Courtesy, State Archives of North Carolina
In this photograph, we see fishermen gathering in the galley of the menhaden steamer Dewey in the waters off Morehead City, N.C., November 1942.
Owned and operated by the Wallace Fisheries Co., the Dewey was named after one of her captains, Capt. Dewey Lewis, a longtime, highly respected fisherman in the local menhaden fleet.
No fisherman aboard the Dewey or any other local menhaden boat ever forgot 1942.
For much of that year, menhaden fishing crews got a far too up-close view of the Second World War.
Day after day, while they hauled their purse seines, they could see smoke billowing in the Atlantic, somber evidence of the toll that German submarines were taking on merchant shipping.
They saw crude oil washing up on the shore, piles of dead seabirds, and army patrols searching local beaches for the dead.
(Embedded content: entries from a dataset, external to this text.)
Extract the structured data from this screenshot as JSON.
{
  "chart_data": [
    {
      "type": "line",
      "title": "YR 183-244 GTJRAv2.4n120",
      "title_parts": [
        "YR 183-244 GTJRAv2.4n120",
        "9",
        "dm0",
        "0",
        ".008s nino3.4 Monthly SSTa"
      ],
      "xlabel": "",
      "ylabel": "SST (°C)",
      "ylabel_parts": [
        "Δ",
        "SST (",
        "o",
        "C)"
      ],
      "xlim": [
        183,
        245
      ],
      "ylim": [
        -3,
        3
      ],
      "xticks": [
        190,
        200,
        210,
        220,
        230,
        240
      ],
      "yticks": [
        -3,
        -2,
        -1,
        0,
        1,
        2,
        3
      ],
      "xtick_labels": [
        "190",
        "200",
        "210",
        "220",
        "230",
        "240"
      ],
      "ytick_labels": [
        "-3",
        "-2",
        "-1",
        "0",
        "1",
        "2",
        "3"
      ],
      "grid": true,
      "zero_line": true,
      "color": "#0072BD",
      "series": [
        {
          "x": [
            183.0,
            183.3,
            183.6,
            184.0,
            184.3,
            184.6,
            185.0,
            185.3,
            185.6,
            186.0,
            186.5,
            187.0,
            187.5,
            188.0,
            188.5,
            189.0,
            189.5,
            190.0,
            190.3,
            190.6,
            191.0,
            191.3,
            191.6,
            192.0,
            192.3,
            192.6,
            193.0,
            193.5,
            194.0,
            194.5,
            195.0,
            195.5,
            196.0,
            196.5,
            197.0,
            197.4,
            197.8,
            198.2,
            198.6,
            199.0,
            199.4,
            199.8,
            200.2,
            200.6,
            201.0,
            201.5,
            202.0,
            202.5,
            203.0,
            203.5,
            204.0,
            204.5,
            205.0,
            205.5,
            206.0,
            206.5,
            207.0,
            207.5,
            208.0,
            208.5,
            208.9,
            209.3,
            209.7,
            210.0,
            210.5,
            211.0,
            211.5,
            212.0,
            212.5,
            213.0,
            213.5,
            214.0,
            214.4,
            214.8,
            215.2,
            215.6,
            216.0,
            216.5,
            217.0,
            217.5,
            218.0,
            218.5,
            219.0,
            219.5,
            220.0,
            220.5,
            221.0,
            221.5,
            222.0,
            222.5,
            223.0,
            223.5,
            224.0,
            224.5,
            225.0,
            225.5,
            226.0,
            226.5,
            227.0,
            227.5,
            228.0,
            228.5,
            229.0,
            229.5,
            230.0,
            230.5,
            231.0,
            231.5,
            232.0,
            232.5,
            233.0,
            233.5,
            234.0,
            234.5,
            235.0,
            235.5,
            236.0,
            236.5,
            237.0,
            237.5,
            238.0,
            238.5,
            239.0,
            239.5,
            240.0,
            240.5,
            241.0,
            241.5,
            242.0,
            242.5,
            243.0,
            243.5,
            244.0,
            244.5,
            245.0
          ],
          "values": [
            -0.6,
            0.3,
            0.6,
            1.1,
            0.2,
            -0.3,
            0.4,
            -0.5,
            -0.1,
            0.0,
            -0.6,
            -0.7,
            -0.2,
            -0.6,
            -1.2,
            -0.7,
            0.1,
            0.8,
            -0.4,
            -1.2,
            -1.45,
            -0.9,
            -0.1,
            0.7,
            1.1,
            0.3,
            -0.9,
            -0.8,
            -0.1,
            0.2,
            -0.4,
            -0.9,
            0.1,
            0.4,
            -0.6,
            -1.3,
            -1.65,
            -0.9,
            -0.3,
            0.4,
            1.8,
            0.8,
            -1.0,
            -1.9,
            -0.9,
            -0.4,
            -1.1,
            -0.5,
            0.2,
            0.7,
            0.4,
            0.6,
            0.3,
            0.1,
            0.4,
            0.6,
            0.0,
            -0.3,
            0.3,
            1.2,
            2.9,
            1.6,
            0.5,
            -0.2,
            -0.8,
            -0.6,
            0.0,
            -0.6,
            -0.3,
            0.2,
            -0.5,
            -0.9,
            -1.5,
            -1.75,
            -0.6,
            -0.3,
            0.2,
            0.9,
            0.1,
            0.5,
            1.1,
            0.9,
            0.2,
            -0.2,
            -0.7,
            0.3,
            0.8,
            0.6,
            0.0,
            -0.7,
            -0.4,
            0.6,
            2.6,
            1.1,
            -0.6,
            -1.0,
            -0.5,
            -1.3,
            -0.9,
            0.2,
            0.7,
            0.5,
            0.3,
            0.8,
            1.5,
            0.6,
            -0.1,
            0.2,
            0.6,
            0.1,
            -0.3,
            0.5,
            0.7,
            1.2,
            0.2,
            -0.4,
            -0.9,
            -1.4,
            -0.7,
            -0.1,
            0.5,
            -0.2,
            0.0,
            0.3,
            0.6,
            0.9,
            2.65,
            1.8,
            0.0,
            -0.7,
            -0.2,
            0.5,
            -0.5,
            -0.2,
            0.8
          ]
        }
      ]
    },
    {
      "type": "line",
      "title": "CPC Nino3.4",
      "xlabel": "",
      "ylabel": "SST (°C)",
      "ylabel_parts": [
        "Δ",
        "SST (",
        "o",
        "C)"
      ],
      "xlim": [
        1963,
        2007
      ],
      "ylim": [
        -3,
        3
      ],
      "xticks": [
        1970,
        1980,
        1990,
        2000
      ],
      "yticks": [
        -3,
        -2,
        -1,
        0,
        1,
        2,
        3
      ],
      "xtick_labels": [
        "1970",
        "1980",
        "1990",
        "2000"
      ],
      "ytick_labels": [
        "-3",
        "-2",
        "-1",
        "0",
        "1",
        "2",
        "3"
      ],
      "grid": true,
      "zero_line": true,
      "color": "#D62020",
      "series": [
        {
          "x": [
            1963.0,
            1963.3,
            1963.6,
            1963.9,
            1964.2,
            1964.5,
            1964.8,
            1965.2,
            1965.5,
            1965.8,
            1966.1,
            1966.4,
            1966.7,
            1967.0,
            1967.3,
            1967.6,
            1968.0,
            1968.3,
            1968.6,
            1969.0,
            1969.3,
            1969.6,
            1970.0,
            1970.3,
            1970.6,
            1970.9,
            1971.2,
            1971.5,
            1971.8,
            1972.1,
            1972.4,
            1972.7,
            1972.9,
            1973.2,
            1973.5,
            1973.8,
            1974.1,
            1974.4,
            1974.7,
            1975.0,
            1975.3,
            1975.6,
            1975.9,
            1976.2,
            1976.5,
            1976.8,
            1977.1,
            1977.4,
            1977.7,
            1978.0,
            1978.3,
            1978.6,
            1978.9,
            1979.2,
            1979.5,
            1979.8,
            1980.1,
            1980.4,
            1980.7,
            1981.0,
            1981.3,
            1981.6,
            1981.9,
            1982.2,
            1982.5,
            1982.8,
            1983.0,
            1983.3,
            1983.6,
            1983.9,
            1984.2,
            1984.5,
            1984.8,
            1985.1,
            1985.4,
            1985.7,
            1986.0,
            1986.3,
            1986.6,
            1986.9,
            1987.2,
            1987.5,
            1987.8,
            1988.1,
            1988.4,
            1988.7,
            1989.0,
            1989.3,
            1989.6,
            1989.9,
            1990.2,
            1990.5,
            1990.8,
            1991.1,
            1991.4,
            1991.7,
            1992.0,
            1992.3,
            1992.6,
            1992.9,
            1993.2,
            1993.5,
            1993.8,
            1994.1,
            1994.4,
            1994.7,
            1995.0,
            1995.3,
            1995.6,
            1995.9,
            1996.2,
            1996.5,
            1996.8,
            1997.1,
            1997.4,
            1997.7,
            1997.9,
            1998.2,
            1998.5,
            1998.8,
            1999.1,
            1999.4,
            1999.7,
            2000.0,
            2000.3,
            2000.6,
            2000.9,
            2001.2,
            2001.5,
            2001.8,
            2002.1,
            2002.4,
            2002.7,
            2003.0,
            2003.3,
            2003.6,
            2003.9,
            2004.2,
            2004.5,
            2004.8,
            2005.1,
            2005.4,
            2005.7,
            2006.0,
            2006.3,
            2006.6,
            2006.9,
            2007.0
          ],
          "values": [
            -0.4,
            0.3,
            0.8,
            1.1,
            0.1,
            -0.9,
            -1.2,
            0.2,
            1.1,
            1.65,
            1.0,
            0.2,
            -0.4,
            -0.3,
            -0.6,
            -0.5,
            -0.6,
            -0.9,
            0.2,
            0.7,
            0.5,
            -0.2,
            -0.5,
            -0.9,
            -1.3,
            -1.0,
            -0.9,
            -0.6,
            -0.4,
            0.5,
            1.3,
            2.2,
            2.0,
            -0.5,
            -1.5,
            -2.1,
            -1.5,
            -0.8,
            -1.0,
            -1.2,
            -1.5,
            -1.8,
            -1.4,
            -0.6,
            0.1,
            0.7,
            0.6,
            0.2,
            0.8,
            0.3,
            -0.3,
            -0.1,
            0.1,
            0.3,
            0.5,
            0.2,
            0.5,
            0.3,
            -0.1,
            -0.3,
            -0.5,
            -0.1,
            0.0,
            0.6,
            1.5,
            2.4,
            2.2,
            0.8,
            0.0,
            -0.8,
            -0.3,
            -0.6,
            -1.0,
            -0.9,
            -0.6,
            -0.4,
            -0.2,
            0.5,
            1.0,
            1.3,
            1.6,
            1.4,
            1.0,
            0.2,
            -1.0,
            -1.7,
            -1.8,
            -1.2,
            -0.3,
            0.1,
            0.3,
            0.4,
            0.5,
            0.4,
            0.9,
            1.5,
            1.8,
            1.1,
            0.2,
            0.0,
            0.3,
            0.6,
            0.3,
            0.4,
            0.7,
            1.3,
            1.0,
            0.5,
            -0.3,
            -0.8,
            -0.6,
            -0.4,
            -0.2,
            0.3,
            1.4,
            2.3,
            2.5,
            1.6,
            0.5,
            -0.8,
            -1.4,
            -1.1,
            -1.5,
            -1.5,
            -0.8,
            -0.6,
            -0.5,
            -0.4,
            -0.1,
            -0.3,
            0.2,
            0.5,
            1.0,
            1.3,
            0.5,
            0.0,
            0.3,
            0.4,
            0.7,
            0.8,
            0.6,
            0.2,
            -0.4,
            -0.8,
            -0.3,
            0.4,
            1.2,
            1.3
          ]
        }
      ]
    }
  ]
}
That year the menhaden fleet did not venture far into the Atlantic, and captains made sure to get their boats back inside the inlet before dark.
For fishermen like those on the Dewey, another incident that year was at least as unforgettable.
On December 17, 1942, a menhaden boat called the Parkins, Capt. David Davis, went down in a storm a few miles west of Beaufort Inlet.
Eighteen fishermen, including Capt. Davis, drowned in the surf. The crew was the cream of the crop. Capt Davis, who was African American, was from a legendary fishing family with roots on a local island called Davis Ridge. His boats attracted some of the best fishermen in the business.
As recently as 1940, according to The Beaufort News, the Parkins had been “high boat” for both the Atlantic Coast and the Gulf of Mexico– — that is, Capt. Davis and his crew were credited with catching more menhaden than any other boat between New Jersey and Texas.
In the African American communities that were home to menhaden fishermen– in Morehead City and Beaufort, in rural communities such as North River and Harlowe, and in fishing ports up and down the coast– it seemed like everybody lost a loved one when the Parkins went down.
* * *
This is the 22st photograph in my photo-essay “Working Lives”– looking at how people made their livings on the North Carolina coast just before, during, and just after the Second World War. The photographs all come from the N.C. Department of Conservation and Development Collection at the State Archives in Raleigh.
Tomorrow– another photograph from the menhaden industry in Beaufort and Morehead City.
Thanks for these posts. I’m enjoying them. We moved to SE NC in 1966. The menhaden industry was still going, but waning. My father, who worked for Hartford Steam Boiler Inspection and Insurance Company, would have to go to many of the plants to inspect their boilers. I remember going to one in Southport with him, but I know he also covered many of those in the Bogue Sound region.